TransUnion Sees Auto Loan, Lease Volume Rebounding

TransUnion expects auto originations of about 6.9 million accounts in the first quarter of 2021, up about 8% from a year ago. The second-quarter forecast is 7.4 million accounts, an increase of 14.6% from the low point of 2020.

Credit bureau TransUnion expects auto loan and lease volume to recover in first-half 2021, and a roughly flat environment for auto finance delinquencies in the coming year.

“We’re projecting a bit of a rebound” in volume, Matt Komos, TransUnion vice president-research and consulting, says in a recent webinar.

Specifically, TransUnion expects auto originations of about 6.9 million accounts in the first quarter of 2021, up about 8% from a year ago. The second-quarter 2021 TransUnion forecast is 7.4 million accounts, an increase of 14.6% from the low point of 2020. Totals include loans and leases, new and used.

However, TransUnion isn’t making its usual precise forecast for auto delinquencies for this time of year, because of the economic uncertainty from the ongoing effects of the coronavirus.

“We’ve seen improvement from the dark days of April, but we’re still seeing high unemployment,” Dan Simmons, director of research and consulting, says in the webinar.

“We may be looking at more stimulus coming up, but that remains to be seen.”

It’s also unclear how fast the new coronavirus vaccine reaches a significant portion of the population, he says.

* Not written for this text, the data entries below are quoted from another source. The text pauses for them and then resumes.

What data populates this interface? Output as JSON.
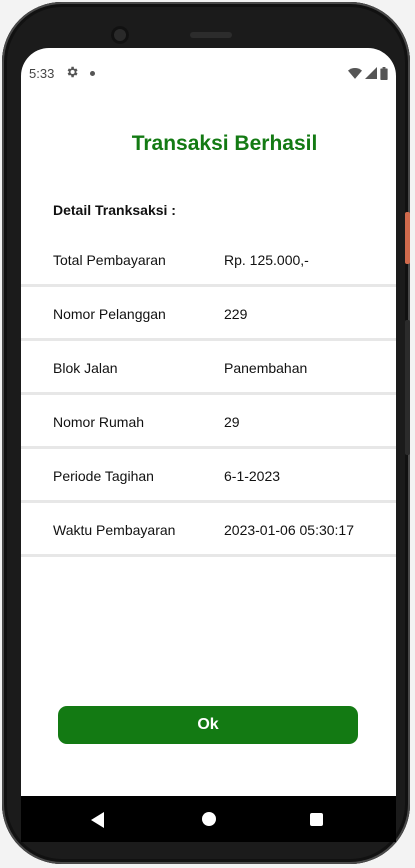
{
  "status_bar": {
    "time": "5:33"
  },
  "screen": {
    "title": "Transaksi Berhasil",
    "detail_label": "Detail Tranksaksi :",
    "rows": [
      {
        "label": "Total Pembayaran",
        "value": "Rp. 125.000,-"
      },
      {
        "label": "Nomor Pelanggan",
        "value": "229"
      },
      {
        "label": "Blok Jalan",
        "value": "Panembahan"
      },
      {
        "label": "Nomor Rumah",
        "value": "29"
      },
      {
        "label": "Periode Tagihan",
        "value": "6-1-2023"
      },
      {
        "label": "Waktu Pembayaran",
        "value": "2023-01-06 05:30:17"
      }
    ],
    "ok_button_label": "Ok"
  },
  "colors": {
    "accent": "#137a13",
    "divider": "#e7e7e7"
  },
  "icons": {
    "status": [
      "gear-icon",
      "notification-dot-icon",
      "wifi-icon",
      "signal-icon",
      "battery-icon"
    ],
    "navigation": [
      "back-icon",
      "home-icon",
      "recent-apps-icon"
    ]
  }
}
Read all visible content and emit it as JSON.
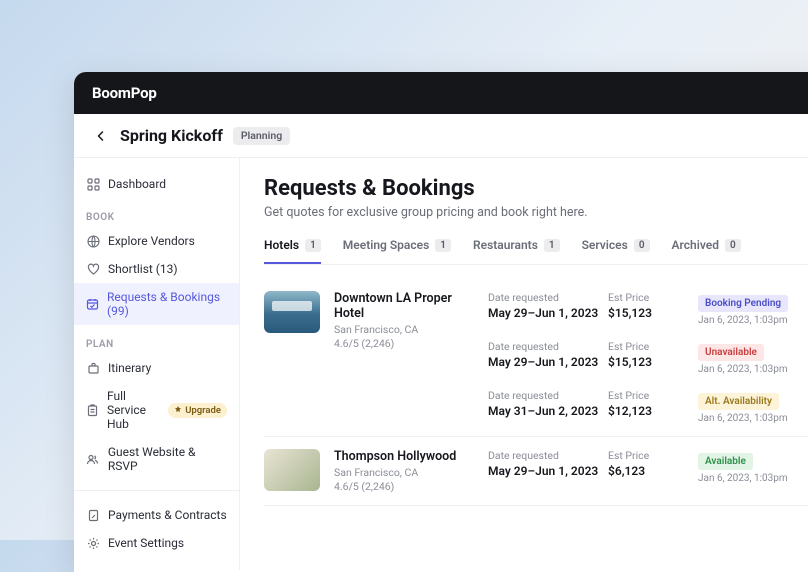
{
  "brand": "BoomPop",
  "header": {
    "event_title": "Spring Kickoff",
    "status": "Planning"
  },
  "sidebar": {
    "items": [
      {
        "label": "Dashboard"
      }
    ],
    "section_book": "BOOK",
    "book_items": [
      {
        "label": "Explore Vendors"
      },
      {
        "label": "Shortlist (13)"
      },
      {
        "label": "Requests & Bookings (99)"
      }
    ],
    "section_plan": "PLAN",
    "plan_items": [
      {
        "label": "Itinerary"
      },
      {
        "label": "Full Service Hub",
        "upgrade": "Upgrade"
      },
      {
        "label": "Guest Website & RSVP"
      }
    ],
    "other_items": [
      {
        "label": "Payments & Contracts"
      },
      {
        "label": "Event Settings"
      }
    ]
  },
  "page": {
    "title": "Requests & Bookings",
    "subtitle": "Get quotes for exclusive group pricing and book right here."
  },
  "tabs": [
    {
      "label": "Hotels",
      "count": "1"
    },
    {
      "label": "Meeting Spaces",
      "count": "1"
    },
    {
      "label": "Restaurants",
      "count": "1"
    },
    {
      "label": "Services",
      "count": "0"
    },
    {
      "label": "Archived",
      "count": "0"
    }
  ],
  "labels": {
    "date_requested": "Date requested",
    "est_price": "Est Price"
  },
  "bookings": [
    {
      "name": "Downtown LA Proper Hotel",
      "location": "San Francisco, CA",
      "rating": "4.6/5 (2,246)",
      "quotes": [
        {
          "dates": "May 29–Jun 1, 2023",
          "price": "$15,123",
          "status": "Booking Pending",
          "status_class": "pending",
          "status_date": "Jan 6, 2023, 1:03pm"
        },
        {
          "dates": "May 29–Jun 1, 2023",
          "price": "$15,123",
          "status": "Unavailable",
          "status_class": "unavailable",
          "status_date": "Jan 6, 2023, 1:03pm"
        },
        {
          "dates": "May 31–Jun 2, 2023",
          "price": "$12,123",
          "status": "Alt. Availability",
          "status_class": "alt",
          "status_date": "Jan 6, 2023, 1:03pm"
        }
      ]
    },
    {
      "name": "Thompson Hollywood",
      "location": "San Francisco, CA",
      "rating": "4.6/5 (2,246)",
      "quotes": [
        {
          "dates": "May 29–Jun 1, 2023",
          "price": "$6,123",
          "status": "Available",
          "status_class": "available",
          "status_date": "Jan 6, 2023, 1:03pm"
        }
      ]
    }
  ]
}
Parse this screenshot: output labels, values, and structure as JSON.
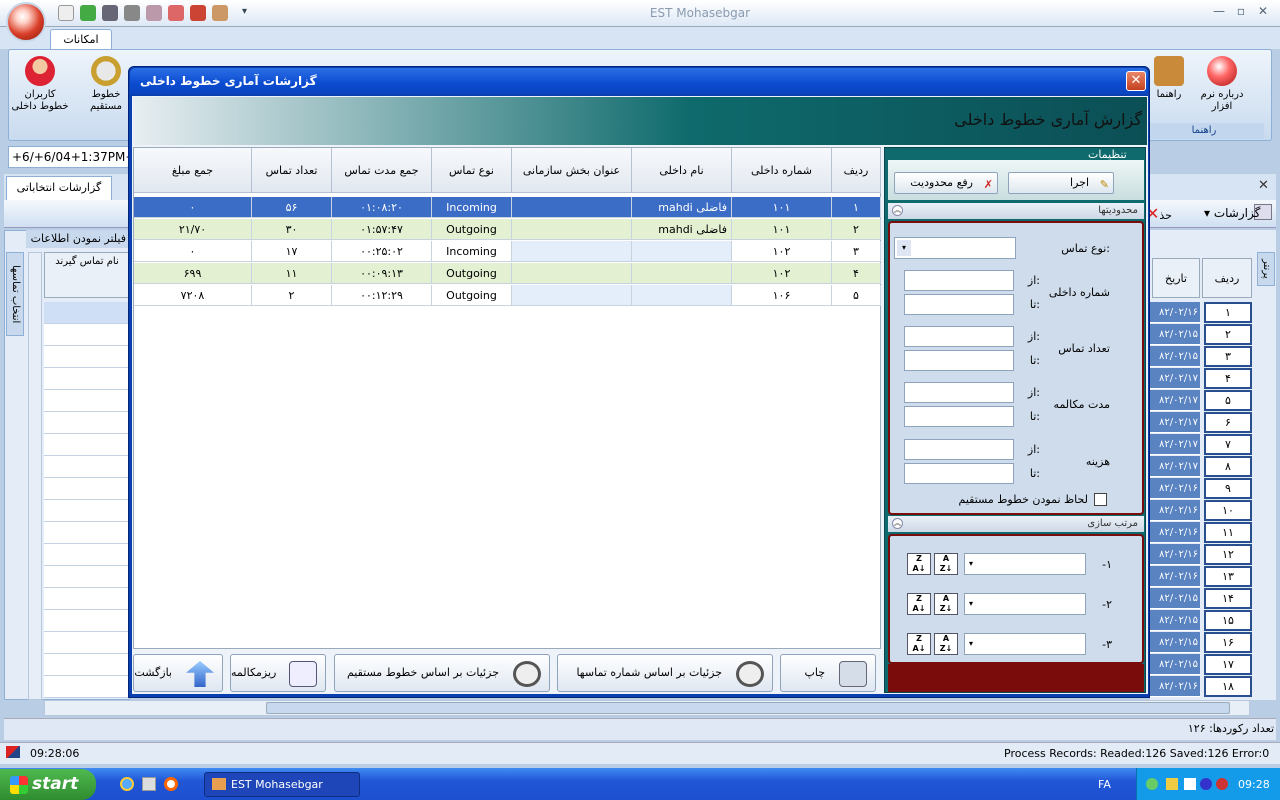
{
  "app": {
    "title": "EST Mohasebgar"
  },
  "ribbon": {
    "tab": "امکانات",
    "about_label": "درباره نرم افزار",
    "help_label": "راهنما",
    "help_group_label": "راهنما",
    "internal_users_label": "کاربران خطوط داخلی",
    "direct_lines_label": "خطوط مستقیم"
  },
  "date_field": "+6/+6/04+1:37PM+1",
  "main": {
    "tab": "گزارشات انتخاباتی",
    "toolbar_reports": "گزارشات",
    "toolbar_delete_partial": "حذ",
    "filter_partial": "فیلتر نمودن اطلاعات",
    "left_vtab": "انتخاب تماسها",
    "left_header": "نام تماس گیرند",
    "right_vtab": "پرنتر",
    "right_header_date": "تاریخ",
    "right_header_row": "ردیف",
    "right_rows": [
      {
        "date": "۸۲/۰۲/۱۶",
        "num": "۱"
      },
      {
        "date": "۸۲/۰۲/۱۵",
        "num": "۲"
      },
      {
        "date": "۸۲/۰۲/۱۵",
        "num": "۳"
      },
      {
        "date": "۸۲/۰۲/۱۷",
        "num": "۴"
      },
      {
        "date": "۸۲/۰۲/۱۷",
        "num": "۵"
      },
      {
        "date": "۸۲/۰۲/۱۷",
        "num": "۶"
      },
      {
        "date": "۸۲/۰۲/۱۷",
        "num": "۷"
      },
      {
        "date": "۸۲/۰۲/۱۷",
        "num": "۸"
      },
      {
        "date": "۸۲/۰۲/۱۶",
        "num": "۹"
      },
      {
        "date": "۸۲/۰۲/۱۶",
        "num": "۱۰"
      },
      {
        "date": "۸۲/۰۲/۱۶",
        "num": "۱۱"
      },
      {
        "date": "۸۲/۰۲/۱۶",
        "num": "۱۲"
      },
      {
        "date": "۸۲/۰۲/۱۶",
        "num": "۱۳"
      },
      {
        "date": "۸۲/۰۲/۱۵",
        "num": "۱۴"
      },
      {
        "date": "۸۲/۰۲/۱۵",
        "num": "۱۵"
      },
      {
        "date": "۸۲/۰۲/۱۵",
        "num": "۱۶"
      },
      {
        "date": "۸۲/۰۲/۱۵",
        "num": "۱۷"
      },
      {
        "date": "۸۲/۰۲/۱۶",
        "num": "۱۸"
      }
    ],
    "record_count": "تعداد رکوردها: ۱۲۶"
  },
  "status": {
    "time": "09:28:06",
    "process": "Process Records:  Readed:126  Saved:126  Error:0"
  },
  "taskbar": {
    "start": "start",
    "app": "EST Mohasebgar",
    "lang": "FA",
    "clock": "09:28"
  },
  "dialog": {
    "title": "گزارشات آماری خطوط داخلی",
    "heading": "گزارش آماری خطوط داخلی",
    "columns": [
      "ردیف",
      "شماره داخلی",
      "نام داخلی",
      "عنوان بخش سازمانی",
      "نوع تماس",
      "جمع مدت تماس",
      "تعداد تماس",
      "جمع مبلغ"
    ],
    "rows": [
      {
        "row": "۱",
        "ext": "۱۰۱",
        "name": "mahdi فاضلی",
        "dept": "",
        "type": "Incoming",
        "duration": "۰۱:۰۸:۲۰",
        "count": "۵۶",
        "amount": "۰"
      },
      {
        "row": "۲",
        "ext": "۱۰۱",
        "name": "mahdi فاضلی",
        "dept": "",
        "type": "Outgoing",
        "duration": "۰۱:۵۷:۴۷",
        "count": "۳۰",
        "amount": "۲۱/۷۰"
      },
      {
        "row": "۳",
        "ext": "۱۰۲",
        "name": "",
        "dept": "",
        "type": "Incoming",
        "duration": "۰۰:۲۵:۰۲",
        "count": "۱۷",
        "amount": "۰"
      },
      {
        "row": "۴",
        "ext": "۱۰۲",
        "name": "",
        "dept": "",
        "type": "Outgoing",
        "duration": "۰۰:۰۹:۱۳",
        "count": "۱۱",
        "amount": "۶۹۹"
      },
      {
        "row": "۵",
        "ext": "۱۰۶",
        "name": "",
        "dept": "",
        "type": "Outgoing",
        "duration": "۰۰:۱۲:۲۹",
        "count": "۲",
        "amount": "۷۲۰۸"
      }
    ],
    "buttons": {
      "print": "چاپ",
      "details_by_count": "جزئیات بر اساس شماره تماسها",
      "details_by_direct": "جزئیات بر اساس خطوط مستقیم",
      "call_detail": "ریزمکالمه",
      "back": "بازگشت"
    },
    "settings": {
      "title": "تنظیمات",
      "run": "اجرا",
      "clear_filter": "رفع محدودیت",
      "limits_section": "محدودیتها",
      "call_type_label": "نوع تماس:",
      "ext_number_label": "شماره داخلی",
      "call_count_label": "تعداد تماس",
      "talk_time_label": "مدت مکالمه",
      "cost_label": "هزینه",
      "from_label": "از:",
      "to_label": "تا:",
      "include_direct_label": "لحاظ نمودن خطوط مستقیم",
      "sort_section": "مرتب سازی",
      "sort1": "-۱",
      "sort2": "-۲",
      "sort3": "-۳"
    }
  }
}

Adding to the uncertainty, Komos points out that different categories of debt interact with each other in the same household. For example, he says 1.8% of consumers with auto debt have a mortgage that’s temporarily in “forbearance” status until April and May because of the pandemic.

“How are those consumers going to perform when the forbearance for their mortgage ends?” he asks. “We are definitely going to have some pressure on delinquencies.”

Having said that, Komos says he expects auto lenders in 2021 to stick with a trend that began before the pandemic: cutting back on loans to customers at the riskiest end of subprime credit. “We expect things (delinquencies) to be relatively flat, after a slight uptick at the end of this year,” he says.

A year ago, TransUnion predicted auto delinquencies of 60-plus days past due in the fourth quarter of 2020 would represent about 1.44% of outstanding accounts, compared with 1.47% in like-2019.

That may turn out to be about right, even though nobody predicted the pandemic. For the third quarter of 2020, TransUnion says the 60-day auto loan delinquency rate was 1.45%.